The following is the summary of “NEPTUNE: Phase 3 Study of First-Line Durvalumab Plus Tremelimumab in Patients With Metastatic NSCLC” published in the January 2023 issue of Thoracic oncology by Castro, et al.

The NEPTUNE research compared first-line durvalumab and tremelimumab to chemotherapy for patients with metastatic non-small cell lung cancer (mNSCLC). Durvalumab (20 mg/kg every 4 weeks till progression)+ tremelimumab (1 mg/kg every 4 weeks for up to 4 doses) or standard chemotherapy was randomly assigned to eligible patients with EGFR and ALK wild-type mNSCLC (1:1). Tumors were divided into 2 groups based on the percentage of programmed death-ligand 1 (PD-L1) expression inside the tissue of the patient’s tumor. Patients with a blood tumor mutational burden (bTMB) of 20 mutations per megabase (mut/Mb) or above had OS set as the primary end point. 

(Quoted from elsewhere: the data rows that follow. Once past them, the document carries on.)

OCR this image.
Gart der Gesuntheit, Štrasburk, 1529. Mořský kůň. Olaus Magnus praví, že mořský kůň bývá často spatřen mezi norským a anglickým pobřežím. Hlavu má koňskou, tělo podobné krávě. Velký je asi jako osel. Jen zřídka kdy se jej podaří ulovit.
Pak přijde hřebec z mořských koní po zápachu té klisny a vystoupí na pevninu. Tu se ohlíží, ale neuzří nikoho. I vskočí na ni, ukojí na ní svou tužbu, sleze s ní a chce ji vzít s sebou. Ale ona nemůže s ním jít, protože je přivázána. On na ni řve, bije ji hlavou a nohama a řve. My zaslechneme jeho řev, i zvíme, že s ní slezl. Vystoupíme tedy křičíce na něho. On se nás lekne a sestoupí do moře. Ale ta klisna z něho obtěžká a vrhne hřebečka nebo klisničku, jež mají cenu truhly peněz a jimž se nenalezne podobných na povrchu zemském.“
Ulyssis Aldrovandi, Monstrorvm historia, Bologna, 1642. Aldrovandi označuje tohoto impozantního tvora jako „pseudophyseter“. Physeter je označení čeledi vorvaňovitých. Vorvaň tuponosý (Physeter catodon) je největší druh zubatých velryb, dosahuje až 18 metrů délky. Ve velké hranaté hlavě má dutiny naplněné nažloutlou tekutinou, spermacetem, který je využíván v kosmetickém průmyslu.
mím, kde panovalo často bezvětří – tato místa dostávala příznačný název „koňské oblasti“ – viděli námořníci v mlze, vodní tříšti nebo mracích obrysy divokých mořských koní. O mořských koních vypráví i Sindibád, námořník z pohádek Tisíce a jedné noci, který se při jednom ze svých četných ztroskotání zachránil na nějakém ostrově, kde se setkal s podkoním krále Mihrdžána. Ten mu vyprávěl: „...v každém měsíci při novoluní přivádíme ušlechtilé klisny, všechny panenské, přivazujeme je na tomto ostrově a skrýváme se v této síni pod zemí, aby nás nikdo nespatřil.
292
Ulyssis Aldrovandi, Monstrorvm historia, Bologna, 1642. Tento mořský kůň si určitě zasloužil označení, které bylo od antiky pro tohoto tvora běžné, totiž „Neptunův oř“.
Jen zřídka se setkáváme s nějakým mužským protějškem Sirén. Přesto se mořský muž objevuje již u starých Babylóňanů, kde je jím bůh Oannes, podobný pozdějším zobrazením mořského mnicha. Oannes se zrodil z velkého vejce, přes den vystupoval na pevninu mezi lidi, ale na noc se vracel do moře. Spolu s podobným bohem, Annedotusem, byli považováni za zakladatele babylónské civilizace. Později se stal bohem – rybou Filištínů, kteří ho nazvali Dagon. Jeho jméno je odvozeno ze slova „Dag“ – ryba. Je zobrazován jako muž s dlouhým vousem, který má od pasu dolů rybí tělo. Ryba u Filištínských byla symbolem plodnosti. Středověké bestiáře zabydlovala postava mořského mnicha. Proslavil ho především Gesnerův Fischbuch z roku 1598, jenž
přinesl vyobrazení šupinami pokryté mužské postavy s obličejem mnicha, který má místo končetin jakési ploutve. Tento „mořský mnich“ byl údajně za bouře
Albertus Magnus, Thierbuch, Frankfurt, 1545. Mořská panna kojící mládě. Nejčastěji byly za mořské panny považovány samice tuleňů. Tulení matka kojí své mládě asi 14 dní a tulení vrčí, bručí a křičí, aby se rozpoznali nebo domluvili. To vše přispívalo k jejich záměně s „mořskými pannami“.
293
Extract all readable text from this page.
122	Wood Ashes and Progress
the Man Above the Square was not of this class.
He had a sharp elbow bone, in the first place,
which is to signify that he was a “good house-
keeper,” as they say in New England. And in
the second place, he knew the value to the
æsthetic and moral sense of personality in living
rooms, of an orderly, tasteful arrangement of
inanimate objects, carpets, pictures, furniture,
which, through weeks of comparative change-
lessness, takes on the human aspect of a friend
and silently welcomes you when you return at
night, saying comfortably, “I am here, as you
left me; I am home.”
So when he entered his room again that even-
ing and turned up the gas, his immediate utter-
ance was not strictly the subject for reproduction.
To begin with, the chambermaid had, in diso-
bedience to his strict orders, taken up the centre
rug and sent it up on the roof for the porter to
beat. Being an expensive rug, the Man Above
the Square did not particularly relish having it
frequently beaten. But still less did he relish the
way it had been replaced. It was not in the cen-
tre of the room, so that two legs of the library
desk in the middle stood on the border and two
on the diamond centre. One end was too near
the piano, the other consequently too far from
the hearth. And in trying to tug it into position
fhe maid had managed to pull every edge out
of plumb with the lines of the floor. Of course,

Patients with bTMB more than or equal to 20 mut/Mb had a secondary end aim of progression-free survival (PFS), whereas all treated patients had a secondary end point of safety and tolerability.  823  patients had been randomized (ITT) as of June 24, 2019; 512 (62%) were bTMB-evaluable, and 129 of 512 (25%) had bTMB more than or equivalent to 20 mut/Mb (durvalumab + tremelimumab [n=69]; chemotherapy [n=60]). Intention-to-treat analysis was performed with a focus on achieving balance in baseline characteristics. Durvalumab plus tremelimumab versus chemotherapy did not significantly improve overall survival (hazard ratio 0.71 [95% CI: 0.49-1.05; P=0.081]; median OS, 11.7 versus 9.1 months); hazard ratio for progression-free survival (PFS) was 0.77 (95% CI: 0.51-1.15; median PFS, 4.2 versus 5.1 months). 

Treatment-related adverse events of grade 3 or 4 occurred at a rate of 20.7% (durvalumab plus tremelimumab) and 33.6% (alone) in the overall safety group (chemotherapy). The primary end point of the NEPTUNE trial, which compared (durvalumab + tremelimumab to chemotherapy for patients with mNSCLC and bTMB > or=20 mut/Mb), was not reached. Therapeutic activity was consistent with expectations based on molecular biology and prior investigations, despite the modified study design, which resulted in a small primary analysis sample.